My first thought was, to try to get friendly with some black people over here to my left. So I start trying to speak and be friendly, and most of the people were afraid to wave. They were afraid to speak. 

And we went on to the store. Got back to the motel, went over to the restaurant to meet with the people to talk, et cetera. I was in there talkin', and my wife came in and sat at the table with us. And when she did, the woman said, "Yes, honey, can I help you?"

And my wife said, "I'm with him."

And John, the countenance on her face. She couldn't hide it. She just fuckin' freaked

She cut the conversation short, and she asked her husband to finish showing us around. And her husband played the role pretty good. And we went back to the room, but before we could walk in the door, the phone rang, and they said, "Sam, we need you to come back over here, we've got to talk." So I went back over there, and she said, "We cannot let you sing here with that gal with you." I said, "Mrs. Johnson, that gal just happens to be my wife!" She said, "Well, that's okay, but I still can't let you sing here. If I do, they're goin' to burn my damn place. They just killed one of you all just the other day, 'bout this same stuff."

Just a week or two before I got there, they'd just tried to kill this singer, Willie Hightower, this black R&B singer. They killed his father. They were trying to kill him because he had a Caucasian for a wife. They shot through the door, and they killed his father.  

After moving to New Hampshire in the mid-1990s, McClain began working to restart his musical career. He's had ups and downs, and it remains a struggle financially -- but still, he is a man of remarkable optimism and faith. Here, he talks about the vagaries of the music industry, and how he doesn't fit any of its categories. 
 

 Well, it's just Sam McClain. I don't put myself in no category. And I won't allow the industry to put me in a category. They tried. They called me blues, they don't know what to call me! (Laugh) And I like it like that! 

Just call it music, man. I think that's another form of keeping prejudice alive, when we categorize. It's another form of keeping us separated.
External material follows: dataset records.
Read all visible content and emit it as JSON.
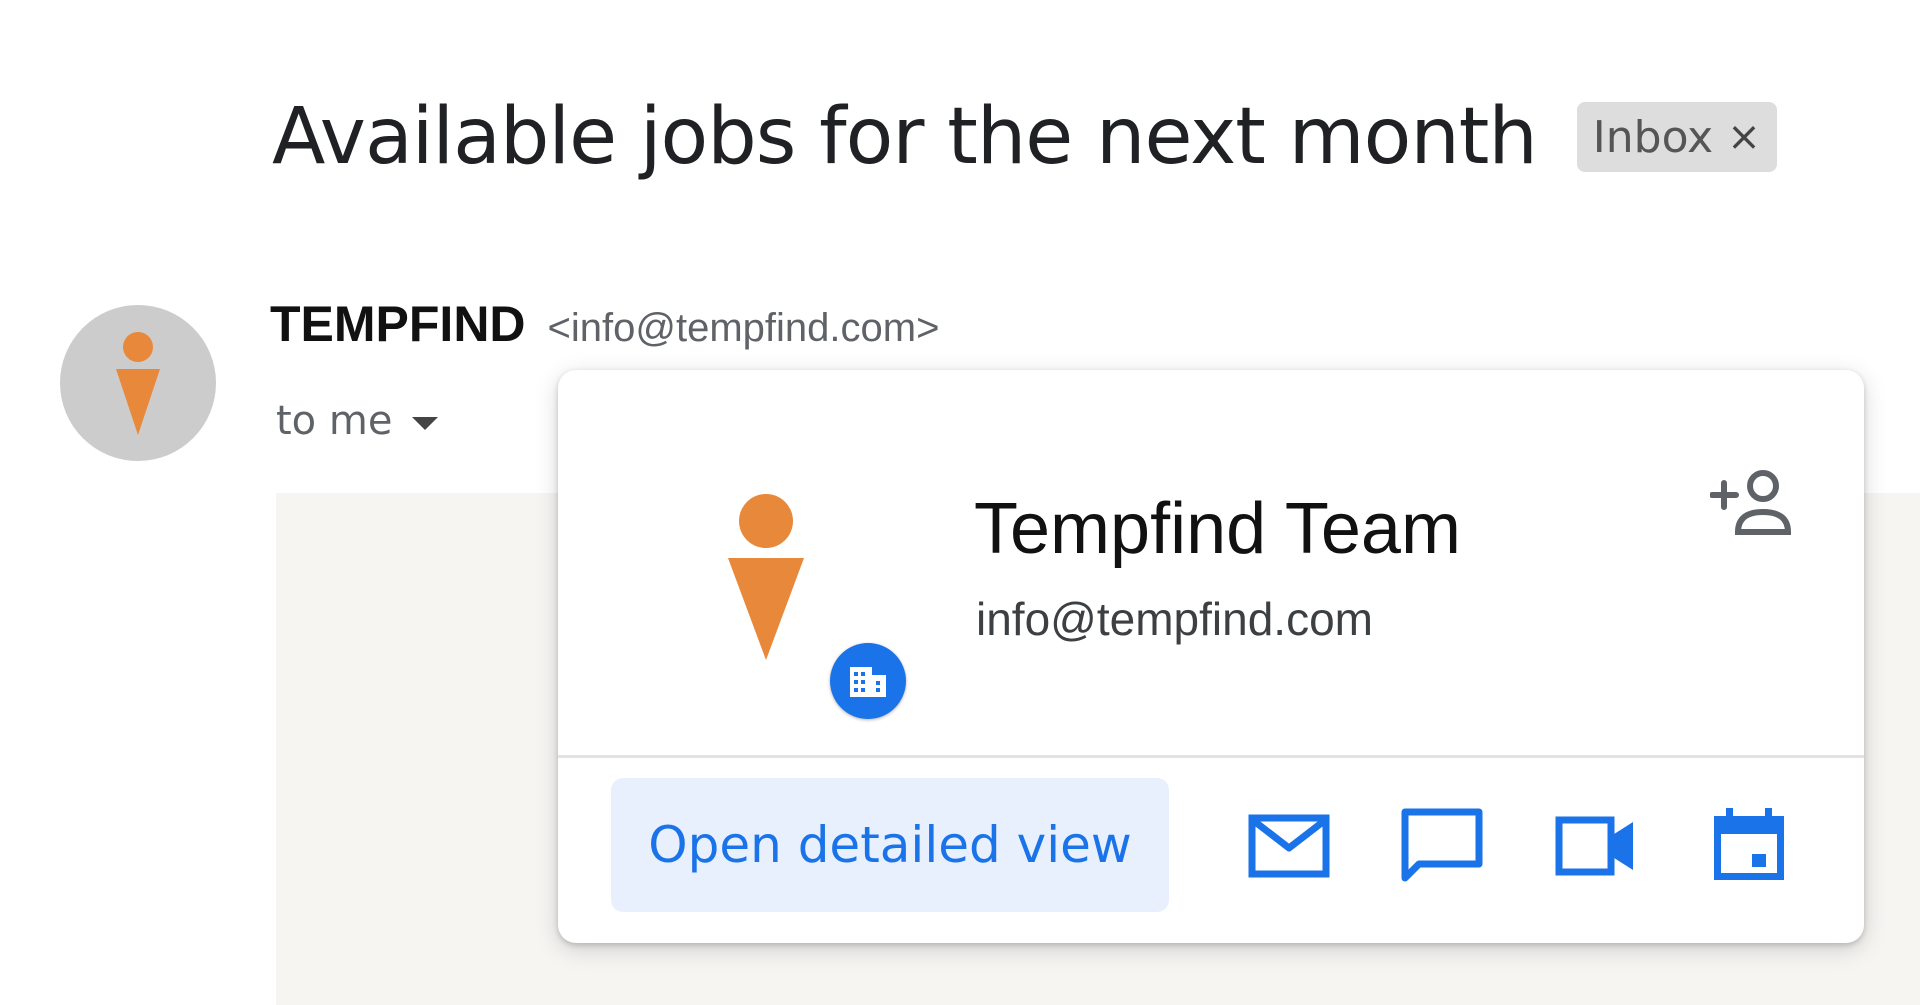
{
  "thread": {
    "subject": "Available jobs for the next month",
    "label": "Inbox",
    "label_remove_icon": "×"
  },
  "sender": {
    "name": "TEMPFIND",
    "email": "<info@tempfind.com>",
    "recipient_text": "to me",
    "avatar_icon": "tempfind-logo-icon"
  },
  "contact_card": {
    "name": "Tempfind Team",
    "email": "info@tempfind.com",
    "badge_icon": "building-icon",
    "add_contact_icon": "add-person-icon",
    "primary_action": "Open detailed view",
    "actions": [
      "mail-icon",
      "chat-icon",
      "video-call-icon",
      "calendar-icon"
    ]
  },
  "colors": {
    "brand_orange": "#e8883a",
    "accent_blue": "#1a73e8",
    "avatar_gray": "#cccccc",
    "button_bg": "#e8f0fe"
  }
}
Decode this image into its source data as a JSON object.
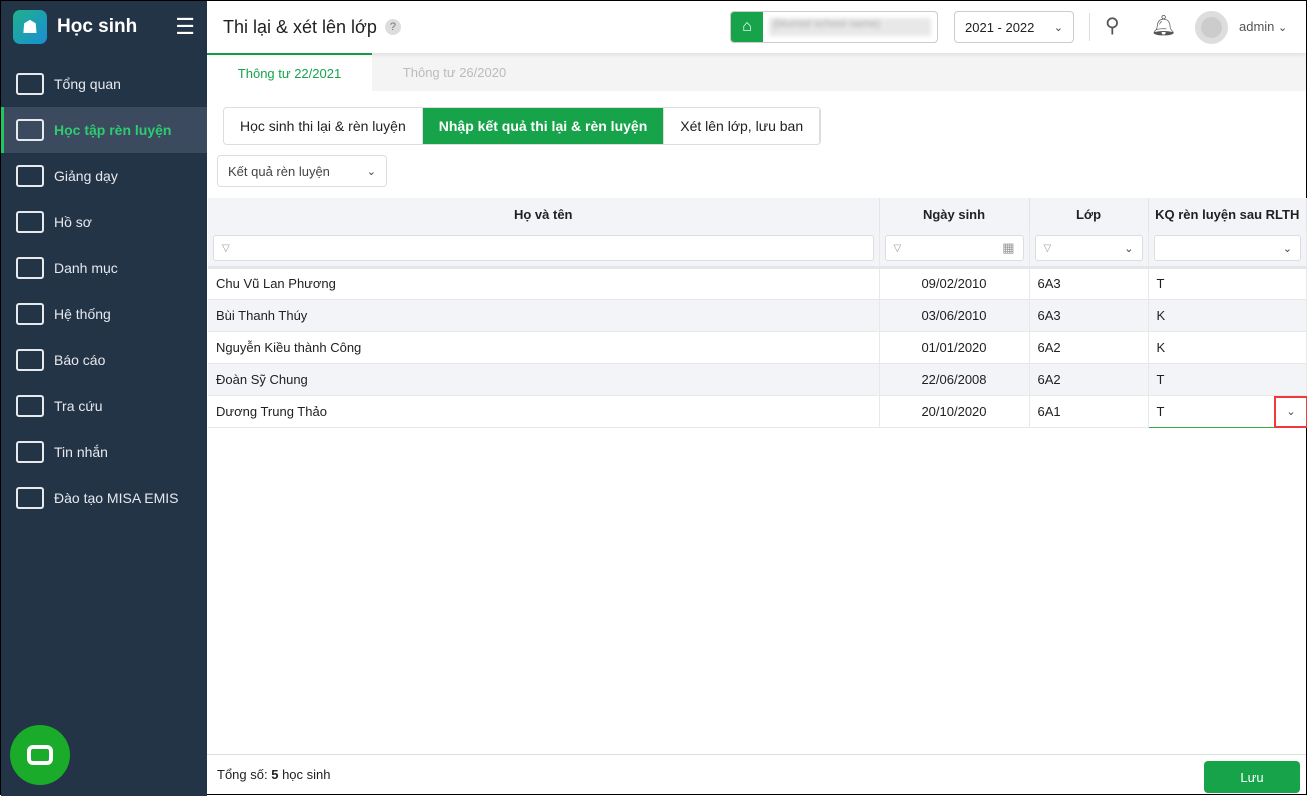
{
  "app": {
    "title": "Học sinh"
  },
  "sidebar": {
    "items": [
      {
        "label": "Tổng quan",
        "icon": "bar-chart-icon"
      },
      {
        "label": "Học tập rèn luyện",
        "icon": "book-icon",
        "active": true
      },
      {
        "label": "Giảng dạy",
        "icon": "board-icon"
      },
      {
        "label": "Hồ sơ",
        "icon": "document-icon"
      },
      {
        "label": "Danh mục",
        "icon": "folder-icon"
      },
      {
        "label": "Hệ thống",
        "icon": "gear-icon"
      },
      {
        "label": "Báo cáo",
        "icon": "pie-chart-icon"
      },
      {
        "label": "Tra cứu",
        "icon": "search-icon"
      },
      {
        "label": "Tin nhắn",
        "icon": "bell-icon"
      },
      {
        "label": "Đào tạo MISA EMIS",
        "icon": "box-icon"
      }
    ]
  },
  "header": {
    "title": "Thi lại & xét lên lớp",
    "help": "?",
    "school": "(blurred school name)",
    "year": "2021 - 2022",
    "user": "admin"
  },
  "tabs": [
    "Thông tư 22/2021",
    "Thông tư 26/2020"
  ],
  "segments": [
    "Học sinh thi lại & rèn luyện",
    "Nhập kết quả thi lại & rèn luyện",
    "Xét lên lớp, lưu ban"
  ],
  "filter_select": "Kết quả rèn luyện",
  "table": {
    "columns": [
      "Họ và tên",
      "Ngày sinh",
      "Lớp",
      "KQ rèn luyện sau RLTH"
    ],
    "rows": [
      [
        "Chu Vũ Lan Phương",
        "09/02/2010",
        "6A3",
        "T"
      ],
      [
        "Bùi Thanh Thúy",
        "03/06/2010",
        "6A3",
        "K"
      ],
      [
        "Nguyễn Kiều thành Công",
        "01/01/2020",
        "6A2",
        "K"
      ],
      [
        "Đoàn Sỹ Chung",
        "22/06/2008",
        "6A2",
        "T"
      ],
      [
        "Dương Trung Thảo",
        "20/10/2020",
        "6A1",
        "T"
      ]
    ]
  },
  "footer": {
    "total_label": "Tổng số:",
    "total": "5",
    "unit": "học sinh",
    "save": "Lưu"
  }
}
My music is just music: it's music from my heart, and music about my life. 

 

Is it tough to get your music out, so people can hear it?  

Oh, God, extremely. Extremely. It takes every dime I make right now, we take every dime we make and put it right back into our career. It's extremely tough. Hard to get it played, and the few stations that are playing the songs, they've got a couple hours a day. It's just like my whole life has been. That's why I tell you, I still feel like I'm homeless. 

 

Quite a few jazz and blues artists are more famous in Europe than in America.  
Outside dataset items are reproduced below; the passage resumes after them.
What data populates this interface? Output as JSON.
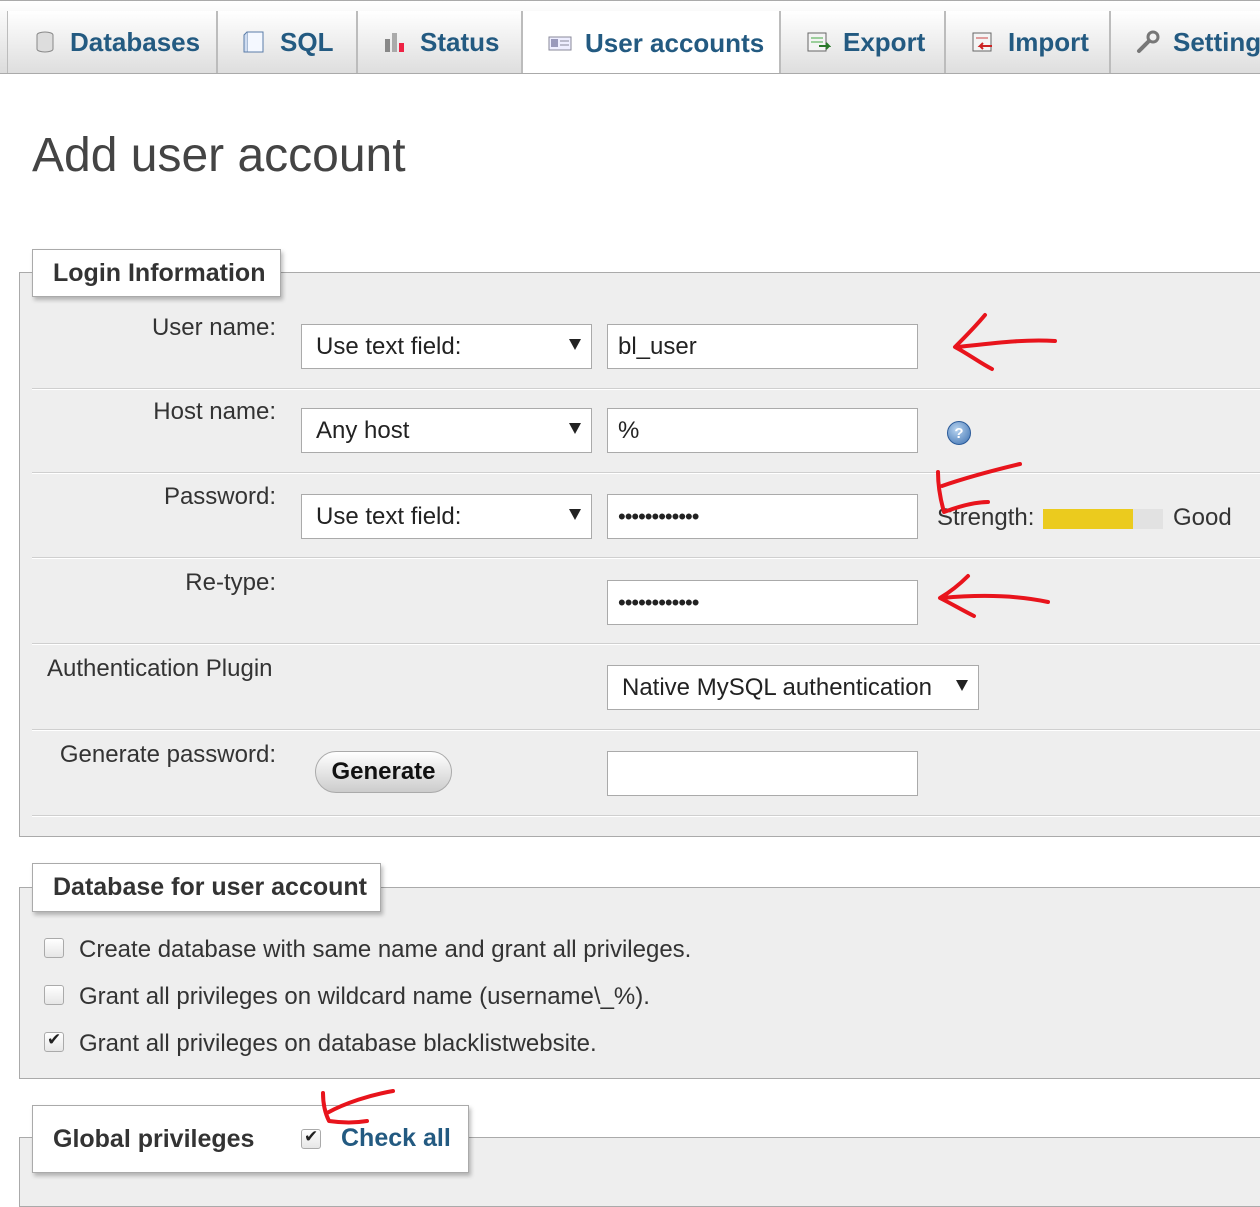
{
  "tabs": [
    {
      "label": "Databases",
      "icon": "database-icon"
    },
    {
      "label": "SQL",
      "icon": "sql-icon"
    },
    {
      "label": "Status",
      "icon": "status-chart-icon"
    },
    {
      "label": "User accounts",
      "icon": "user-accounts-icon",
      "active": true
    },
    {
      "label": "Export",
      "icon": "export-icon"
    },
    {
      "label": "Import",
      "icon": "import-icon"
    },
    {
      "label": "Settings",
      "icon": "wrench-icon"
    }
  ],
  "page_title": "Add user account",
  "login": {
    "legend": "Login Information",
    "user_name": {
      "label": "User name:",
      "select": "Use text field:",
      "value": "bl_user"
    },
    "host_name": {
      "label": "Host name:",
      "select": "Any host",
      "value": "%"
    },
    "password": {
      "label": "Password:",
      "select": "Use text field:",
      "value": "••••••••••••",
      "strength_label": "Strength:",
      "strength_text": "Good",
      "strength_level": 0.75
    },
    "retype": {
      "label": "Re-type:",
      "value": "••••••••••••"
    },
    "auth_plugin": {
      "label": "Authentication Plugin",
      "select": "Native MySQL authentication"
    },
    "generate": {
      "label": "Generate password:",
      "button": "Generate",
      "value": ""
    }
  },
  "database_section": {
    "legend": "Database for user account",
    "options": [
      {
        "label": "Create database with same name and grant all privileges.",
        "checked": false
      },
      {
        "label": "Grant all privileges on wildcard name (username\\_%).",
        "checked": false
      },
      {
        "label": "Grant all privileges on database blacklistwebsite.",
        "checked": true
      }
    ]
  },
  "global_privileges": {
    "legend": "Global privileges",
    "check_all_label": "Check all",
    "check_all_checked": true
  },
  "colors": {
    "tab_text": "#235a81",
    "annotation_arrow": "#e8141c",
    "strength_fill": "#ebcb1e",
    "fieldset_bg": "#eeeeee"
  }
}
Oh, most definitely. I mean, I'm in Europe four or five times a year. And that's amazing. And [in  America] I have to almost cry and scream and beg. As a matter of fact, I do cry, I have cried on many a day, because it's hard to find work here. 

I just got inducted into the Blues Hall of Fame in Louisiana, and I turned it down. Because I didn't want to go down there and get abused. I felt like I'd been begging those people to let me in. And I just can't beg anymore. That's the way I feel sometimes about the United States, it's just so hard being recognized. But I accept that, because it was the faith of my father in Jesus Christ, because they didn't accept him until he left home. So I had to leave home to prove myself. And now that I'm leavin' home and getting a little attention, and by God, we're finally getting some attention here. 

I'm not making as much money here as I make in Europe; they pay me very well in Europe. I take my whole band, I've got an eight-piece band, I've got a big band. So you know they must pay me pretty good to take that kind of people. They fly us over there, they pay for everything. They treat me very well over there. 

But we're finally getting some recognition at home. It's finally coming around, man. But it's been tough. And it still is. 'Cause I'm still trying to prove myself, you know. Have to prove myself. Because that's the way it is. And I'm okay with that.